26 May Placentas from COVID-19-positive pregnant women show injury
Findings suggest abnormal blood flow between mothers and babies in utero
The placentas from 16 women who tested positive for COVID-19 while pregnant showed evidence of injury, according to pathological exams completed directly following birth.
Αccording to the findings of a new Northwestern Medicine study, the type of injury seen in the placentas shows abnormal blood flow between the mothers and their babies in utero, pointing to a new complication of COVID-19. The findings, though early, could help inform how pregnant women should be clinically monitored during the pandemic.
The study was published in the journal American Journal of Clinical Pathology. It is the largest study to examine the health of placentas in women who tested positive for COVID-19.
“Most of these babies were delivered full-term after otherwise normal pregnancies, so you wouldn’t expect to find anything wrong with the placentas, but this virus appears to be inducing some injury in the placenta,” said senior author Dr. Jeffrey Goldstein, assistant professor of pathology at Northwestern University Feinberg School of Medicine and a Northwestern Medicine pathologist.
“It doesn’t appear to be inducing negative outcomes in live-born infants, based on our limited data, but it does validate the idea that women with COVID should be monitored more closely.”
This increased monitoring might come in the form of non-stress tests, which examine how well the placenta is delivering oxygen, or growth ultrasounds, which measure if the baby is growing at a healthy rate, said co-author Dr. Emily Miller, assistant professor of obstetrics and gynecology at Feinberg and a Northwestern Medicine obstetrician.
“Not to paint a scary picture, but these findings worry me,” Miller said. “I don’t want to draw sweeping conclusions from a small study, but this preliminary glimpse into how COVID-19 might cause changes in the placenta carries some pretty significant implications for the health of a pregnancy. We must discuss whether we should change how we monitor pregnant women right now.”
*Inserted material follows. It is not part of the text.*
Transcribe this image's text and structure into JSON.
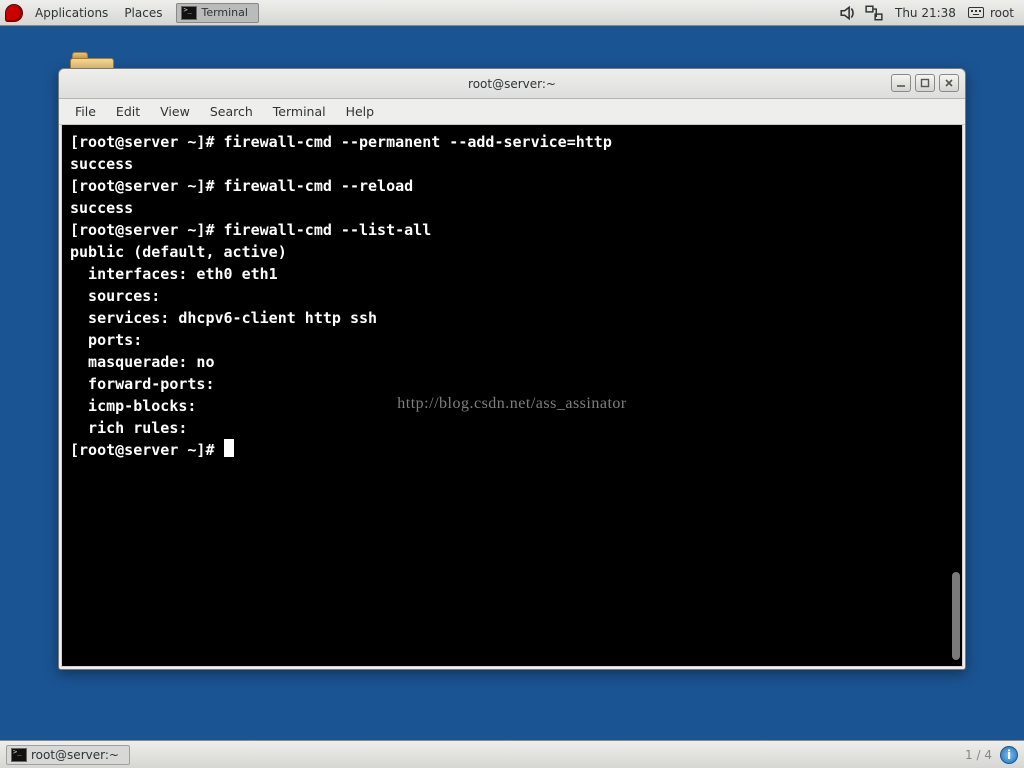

Fifteen patients delivered live infants in the third trimester, however one patient had a miscarriage in the second trimester. “That patient was asymptomatic, so we don’t know whether the virus caused the miscarriage or it was unrelated,” Goldstein said, “We are aware of four other cases of miscarriage with COVID. The other reported patients had symptoms and three of four had severe inflammation in the placenta. I’d like to see more before drawing any conclusions”, Goldstein said.
The placenta is the first organ to form in fetal development. It acts as the fetus’ lungs, gut, kidneys and liver, taking oxygen and nutrients from the mother’s blood stream and exchanging waste. The placenta also is responsible for many of the hormonal changes within the mother’s body.
Examining a woman’s placenta allows a pathologist to follow a retroactive roadmap of a woman’s pregnancy to learn what happened to the baby in utero or what could happen to both the mother and the infant after birth.
“The placenta acts like a ventilator for the fetus, and if it gets damaged, there can be dire outcomes,” Miller said. “In this very limited study, these findings provide some signs that the ventilator might not work as well for as long as we’d like it to if the mother tests positive for SARS-CoV2.”
The placentas in these patients had two common abnormalities: insufficient blood flow from the mother to the fetus with abnormal blood vessels called maternal vascular malperfusion (MVM) and blood clots in the placenta, called intervillous thrombi.
In normal cases of MVM, the mother’s blood pressure is higher than normal. This condition is typically seen in women with preeclampsia or hypertension. Interestingly, only one of the 15 patients in this study had preeclampsia or hypertension.
“There is an emerging consensus that there are problems with coagulation and blood vessel injury in COVID-19 patients,” Goldstein said. “Our finding support that there might be something clot-forming about coronavirus, and it’s happening in the placenta.”
Between 30 and 40 patients deliver at Prentice daily. The team began testing placentas of COVID-19-positive mothers in early April. Fourteen of the live-born infants in the study were born full term and with normal weights and Apgar scores. One live-born infant was premature.
“They were healthy, full-term, beautifully normal babies, but our findings indicate a lot of the blood flow was blocked off and many of the placentas were smaller than they should have been,” Miller said. “Placentas get built with an enormous amount of redundancy. Even with only half of it working, babies are often completely fine. Still, while most babies will be fine, there’s a risk that some pregnancies could be compromised.”